Souvenirs d’une Ambassade à Berlin
Le livre que vient de publier notre collaborateur André François-Poncet, est plus et mieux qu’un simple recueil de souvenirs. Sans doute, André François-Poncet, dont les lecteurs ont pu apprécier la faculté d’évocation, nous fait-il participer à la vie si pleine qu’il lui a été donné de mener pendant sept années à l’élégante Ambassade du Pariserplatz. Il a été, pendant son séjour à Berlin, au centre même de la vie de la capitale du Reich. Il a connu personnellement tous les acteurs, aussi bien Allemands qu’Européens qui, ont participé à la préparation du vaste drame européen auquel nous avons assisté depuis 1939.

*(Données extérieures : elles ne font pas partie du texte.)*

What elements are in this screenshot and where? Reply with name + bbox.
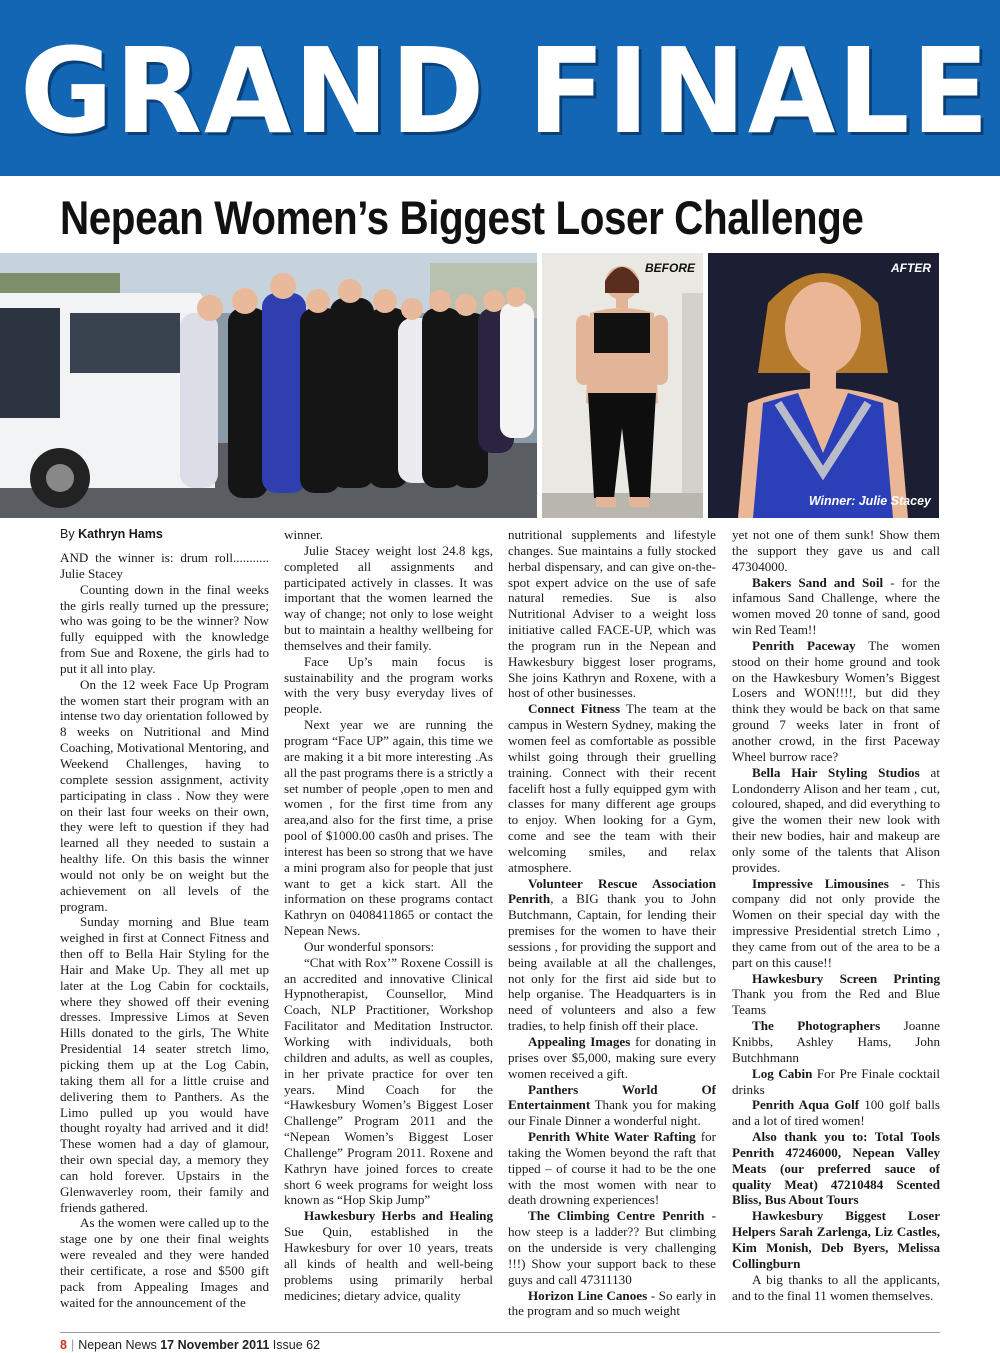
sponsor-paragraph: Penrith White Water Rafting for taking the Women beyond the raft that tipped – of course it had to be the one with the most women with near to death drowning experiences! (508, 1129, 716, 1208)
sponsor-paragraph: Panthers World Of Entertainment Thank you for making our Finale Dinner a wonderful night. (508, 1081, 716, 1129)
article-paragraph: Counting down in the final weeks the girls really turned up the pressure; who was going to be the winner? Now fully equipped with the knowledge from Sue and Roxene, the girls had to put it all into play. (60, 581, 269, 676)
article-paragraph: A big thanks to all the applicants, and to the final 11 women themselves. (732, 1271, 940, 1303)
article-paragraph: nutritional supplements and lifestyle changes. Sue maintains a fully stocked herbal dispensary, and can give on-the-spot expert advice on the use of safe natural remedies. Sue is also Nutritional Adviser to a weight loss initiative called FACE-UP, which was the program run in the Nepean and Hawkesbury biggest loser programs, She joins Kathryn and Roxene, with a host of other businesses. (508, 527, 716, 701)
paper-name: Nepean News (78, 1338, 157, 1352)
article-paragraph: AND the winner is: drum roll........... Julie Stacey (60, 550, 269, 581)
article-paragraph: winner. (284, 527, 323, 542)
article-paragraph: Our wonderful sponsors: (304, 938, 435, 954)
byline: By Kathryn Hams (60, 527, 163, 541)
after-photo (708, 253, 939, 518)
article-column-3 (508, 527, 716, 1323)
article-column-4 (732, 527, 940, 1323)
page-footer: 8 | Nepean News 17 November 2011 Issue 62 (60, 1338, 321, 1352)
sponsor-paragraph: Log Cabin For Pre Finale cocktail drinks (732, 1065, 940, 1097)
issue-date: 17 November 2011 (160, 1338, 270, 1352)
article-paragraph: yet not one of them sunk! Show them the support they gave us and call 47304000. (732, 527, 940, 574)
masthead-banner (0, 0, 1000, 176)
sponsor-paragraph: Connect Fitness The team at the campus in Western Sydney, making the women feel as comfortable as possible whilst going through their gruelling training. Connect with their recent facelift host a fully equipped gym with classes for many different age groups to enjoy. When looking for a Gym, come and see the team with their welcoming smiles, and relax atmosphere. (508, 701, 716, 875)
sponsor-paragraph: Impressive Limousines - This company did not only provide the Women on their special day with the impressive Presidential stretch Limo , they came from out of the area to be a part on this cause!! (732, 875, 940, 970)
before-photo-illustration (542, 253, 703, 518)
article-paragraph: On the 12 week Face Up Program the women start their program with an intense two day orientation followed by 8 weeks on Nutritional and Mind Coaching, Motivational Mentoring, and Weekend Challenges, having to complete session assignment, activity participating in class . Now they were on their last four weeks on their own, they were left to question if they had learned all they needed to sustain a healthy life. On this basis the winner would not only be on weight but the achievement on all levels of the program. (60, 676, 269, 914)
page-number: 8 (60, 1338, 67, 1352)
article-column-2 (284, 527, 493, 1323)
article-paragraph: Next year we are running the program “Face UP” again, this time we are making it a bit more interesting .As all the past programs there is a strictly a set number of people ,open to men and women , for the first time from any area,and also for the first time, a prise pool of $1000.00 cas0h and prises. The interest has been so strong that we have a mini program also for people that just want to get a kick start. All the information on these programs contact Kathryn on 0408411865 or contact the Nepean News. (284, 717, 493, 939)
sponsor-paragraph: Appealing Images for donating in prises over $5,000, making sure every women received a gift. (508, 1034, 716, 1081)
winner-caption: Winner: Julie Stacey (808, 494, 931, 508)
sponsor-paragraph: Volunteer Rescue Association Penrith, a BIG thank you to John Butchmann, Captain, for lending their premises for the women to have their sessions , for providing the support and being available at all the challenges, not only for the first aid side but to help organise. The Headquarters is in need of volunteers and also a few tradies, to help finish off their place. (508, 875, 716, 1034)
banner-title: GRAND FINALE (20, 22, 991, 160)
group-photo-illustration (0, 253, 537, 518)
sponsor-paragraph: Bella Hair Styling Studios at Londonderry Alison and her team , cut, coloured, shaped, and did everything to give the women their new look with their new bodies, hair and makeup are only some of the talents that Alison provides. (732, 764, 940, 875)
sponsor-paragraph: The Climbing Centre Penrith - how steep is a ladder?? But climbing on the underside is very challenging !!!) Show your support back to these guys and call 47311130 (508, 1208, 716, 1287)
sponsor-paragraph: Hawkesbury Biggest Loser Helpers Sarah Zarlenga, Liz Castles, Kim Monish, Deb Byers, Melissa Collingburn (732, 1208, 940, 1271)
article-paragraph: “Chat with Rox’” Roxene Cossill is an accredited and innovative Clinical Hypnotherapist, Counsellor, Mind Coach, NLP Practitioner, Workshop Facilitator and Meditation Instructor. Working with individuals, both children and adults, as well as couples, in her private practice for over ten years. Mind Coach for the “Hawkesbury Women’s Biggest Loser Challenge” Program 2011 and the “Nepean Women’s Biggest Loser Challenge” Program 2011. Roxene and Kathryn have joined forces to create short 6 week programs for weight loss known as “Hop Skip Jump” (284, 954, 493, 1208)
article-column-1 (60, 527, 269, 1323)
sponsor-paragraph: Bakers Sand and Soil - for the infamous Sand Challenge, where the women moved 20 tonne of sand, good win Red Team!! (732, 574, 940, 638)
sponsor-paragraph: Horizon Line Canoes - So early in the program and so much weight (508, 1287, 716, 1319)
footer-rule (60, 1332, 940, 1333)
sponsor-paragraph: Hawkesbury Screen Printing Thank you from the Red and Blue Teams (732, 970, 940, 1018)
after-photo-illustration (708, 253, 939, 518)
article-paragraph: As the women were called up to the stage one by one their final weights were revealed and they were handed their certificate, a rose and $500 gift pack from Appealing Images and waited for the announcement of the (60, 1215, 269, 1310)
sponsor-paragraph: Penrith Paceway The women stood on their home ground and took on the Hawkesbury Women’s Biggest Losers and WON!!!!, but did they think they would be back on that same ground 7 weeks later in front of another crowd, in the first Paceway Wheel burrow race? (732, 637, 940, 764)
article-paragraph: Julie Stacey weight lost 24.8 kgs, completed all assignments and participated actively in classes. It was important that the women learned the way of change; not only to lose weight but to maintain a healthy wellbeing for themselves and their family. (284, 542, 493, 653)
after-label: AFTER (891, 261, 931, 275)
sponsor-paragraph: Also thank you to: Total Tools Penrith 47246000, Nepean Valley Meats (our preferred sauce of quality Meat) 47210484 Scented Bliss, Bus About Tours (732, 1129, 940, 1208)
byline-author: Kathryn Hams (78, 527, 163, 541)
issue-number: Issue 62 (272, 1338, 321, 1352)
before-label: BEFORE (644, 261, 695, 275)
sponsor-paragraph: The Photographers Joanne Knibbs, Ashley Hams, John Butchhmann (732, 1018, 940, 1065)
article-paragraph: Sunday morning and Blue team weighed in first at Connect Fitness and then off to Bella Hair Styling for the Hair and Make Up. They all met up later at the Log Cabin for cocktails, where they showed off their evening dresses. Impressive Limos at Seven Hills donated to the girls, The White Presidential 14 seater stretch limo, picking them up at the Log Cabin, taking them all for a little cruise and delivering them to Panthers. As the Limo pulled up you would have thought royalty had arrived and it did! These women had a day of glamour, their own special day, a memory they can hold forever. Upstairs in the Glenwaverley room, their family and friends gathered. (60, 914, 269, 1215)
group-photo (0, 253, 537, 518)
sponsor-paragraph: Hawkesbury Herbs and Healing Sue Quin, established in the Hawkesbury for over 10 years, treats all kinds of health and well-being problems using primarily herbal medicines; dietary advice, quality (284, 1208, 493, 1303)
article-paragraph: Face Up’s main focus is sustainability and the program works with the very busy everyday lives of people. (284, 653, 493, 717)
sponsor-paragraph: Penrith Aqua Golf 100 golf balls and a lot of tired women! (732, 1097, 940, 1129)
before-photo (542, 253, 703, 518)
article-headline: Nepean Women’s Biggest Loser Challenge (60, 191, 864, 244)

Il était particulièrement bien préparé à ce rôle, puisque voici déjà de très longues années, il avait été lui-même étudiant à l’Université de Berlin et à celle de Munich, envoyé comme boursier en Allemagne par l’École normale supérieure, et qu’il avait, en outre, compté au nombre des meilleurs germanistes et des disciples les plus brillants des Andler et des Lichtenberger. À ce titre, son témoignage sur l’histoire du National-Socialisme revêt une importance particulière ; sa profonde connaissance de l’allemand, de la politique et de l’âme germaniques lui avait permis de pénétrer de plain-pied et sans soulever leur méfiance, dans l’intimité même des maîtres du Reich. Il n’est pas jusqu’à Hitler lui-même dont il n’avait su, par son habile compétence, adoucir l’humeur et par moments, capter la confiance. Celui-ci ne dissimulait pas, d’ailleurs, la véritable admiration dans laquelle il tenait les hautes capacités intellectuelles et diplomatiques du représentant de la France. Mais celui-ci étant, avant tout, un bon et loyal serviteur de son pays ; chaque jour, partaient de son ambassade, de longs rapports ou de courtes dépêches dans lesquels, avec perspicacité et courage, il notait les progrès de la folie qui envahissait progressivement l’âme du Maître absolu du Reich, véritable possédé qui relevait réellement de la psychopathie, et que rien ne pouvait arrêter sur la pente du crime. Aussi n’est-il point étonnant que, lorsque la correspondance secrète de l’ambassade de France et des ministres qui se succédèrent au Quai d’Orsay et leurs services, fut découverte au cours de l’avance allemande dans notre pays, François-Poncet ait alors pris figure, aux yeux d’Adolphe Hitler, de traître et d’espion, et qu’il n’ait pas hésité à le faire arracher à sa paisible demeure de Grenoble où il s’était réfugié après son éviction du territoire italien par le gouvernement fasciste.
Avec François-Poncet, nous revivons tous les événements capitaux, le plus souvent dramatiques, qui ont marqué le passage de la prise du pouvoir dans le Reich par le National-Socialisme, à ses agressions, de plus en plus impardonnables, contre l’Autriche, contre la Tchécoslovaquie et contre la Pologne – préludes de l’offensive décisive contre les grands alliés occidentaux. C’est dire sans qu’il soit possible de résumer ici une œuvre si dense et si riche d’expériences politiques et humaines, l’intérêt capital qu’elle présente pour tout Français épris de vérité, désireux d’éclairer, autant que cela est possible, l’énigme constituée, au sein de l’Europe, par l’Allemagne, et par la crise la plus grave de son histoire, sa conversion au National-Socialisme, instrument de sa défaite totale.